R-从lmer模型中提取ns样条对象并预测新数据 [英] R - Extract ns spline object from lmer model and predict on new data

问题描述

我希望根据lmer模型预测项"，尤其是ns样条.我已经用mtcars数据集复制了这个问题(在技术上很差的示例，但是可以使问题更清楚).

这是我要使用线性模型进行的操作:

 数据(mtcars)mtcarsmodel<-lm(wt〜ns(drat，2)+ hp + as.factor(gear)，data = mtcars)摘要(mtcarsmodel)系数(mtcarsmodel)测试<-预测(mtcarsmodel，类型=条款") 

完美.但是，没有用于lmer预测的等效术语"选项(

I'm looking to predict 'terms', especially ns splines, from an lmer model. I've replicated the problem with the mtcars dataset (technically poor example, but works to get the point across).

Here is what I'm trying to do with a linear model:

data(mtcars)
mtcarsmodel <- lm(wt ~ ns(drat,2) + hp + as.factor(gear), data= mtcars)
summary(mtcarsmodel)
coef(mtcarsmodel)
test <- predict(mtcarsmodel, type = "terms")

Perfect. However, there is no equivalent 'terms' option for lmer predict (unresolved issue here).

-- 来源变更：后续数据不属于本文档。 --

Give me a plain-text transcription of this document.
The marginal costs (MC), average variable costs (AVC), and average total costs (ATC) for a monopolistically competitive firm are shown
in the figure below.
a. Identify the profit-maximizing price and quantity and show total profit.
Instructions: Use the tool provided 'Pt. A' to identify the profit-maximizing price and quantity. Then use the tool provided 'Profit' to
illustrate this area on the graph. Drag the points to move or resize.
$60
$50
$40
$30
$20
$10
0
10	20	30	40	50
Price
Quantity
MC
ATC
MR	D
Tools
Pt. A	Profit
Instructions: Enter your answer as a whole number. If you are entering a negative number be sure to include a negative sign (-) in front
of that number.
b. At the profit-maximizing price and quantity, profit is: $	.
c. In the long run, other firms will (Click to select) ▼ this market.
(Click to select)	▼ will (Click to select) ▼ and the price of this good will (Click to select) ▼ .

mtcarsmodellmer <- lmer(wt ~ ns(drat,2) + (hp|as.factor(gear)), data= mtcars)
summary(mtcarsmodellmer)
coef(mtcarsmodellmer)
ranef(mtcarsmodellmer) 

Given there is no equivalent ‘predict, terms’ function, I was going to extract the fixed and random coefficients above and apply the coefficients to the mtcars data, but have no idea on how to extract an ns spline object from a model and 'predict' it to some new data. The same goes for a 'poly' transformed variable eg. poly(drat, 2) - extra kudos if you can get this as well.

解决方案

It is not difficult to do it yourself.

library(lme4)
library(splines)
X <- with(mtcars, ns(drat, 2))  ## design matrix for splines (without intercept)
## head(X)
#             1          2
#[1,] 0.5778474 -0.1560021
#[2,] 0.5778474 -0.1560021
#[3,] 0.5738625 -0.1792162
#[4,] 0.2334329 -0.1440232
#[5,] 0.2808520 -0.1704002
#[6,] 0.0000000  0.0000000

## str(X)
# ns [1:32, 1:2] 0.578 0.578 0.574 0.233 0.281 ...
# - attr(*, "dimnames")=List of 2
#  ..$ : NULL
#  ..$ : chr [1:2] "1" "2"
# - attr(*, "degree")= int 3
# - attr(*, "knots")= Named num 3.7
#  ..- attr(*, "names")= chr "50%"
# - attr(*, "Boundary.knots")= num [1:2] 2.76 4.93
# - attr(*, "intercept")= logi FALSE
# - attr(*, "class")= chr [1:3] "ns" "basis" "matrix"

fit <- lmer(wt ~ X + (hp|gear), data= mtcars)

beta <- coef(fit)
#$gear
#           hp (Intercept)        X1         X2
#3 0.010614406    2.455403 -2.167337 -0.9246454
#4 0.014601363    2.455403 -2.167337 -0.9246454
#5 0.006342761    2.455403 -2.167337 -0.9246454
#
#attr(,"class")
#[1] "coef.mer"

If we want to predict the ns term, just do

## use `predict.ns`; read `?predict.ns`
x0 <- seq(1, 5, by = 0.2)  ## example `newx`
Xp <- predict(X, newx = x0)  ## prediction matrix
b <- with(beta$gear, c(X1[1], X2[1]))  ## coefficients for spline
y <- Xp %*% b  ## predicted mean

plot(x0, y, type = "l")

这篇关于R-从lmer模型中提取ns样条对象并预测新数据的文章就介绍到这了，希望我们推荐的答案对大家有所帮助，也希望大家多多支持IT屋！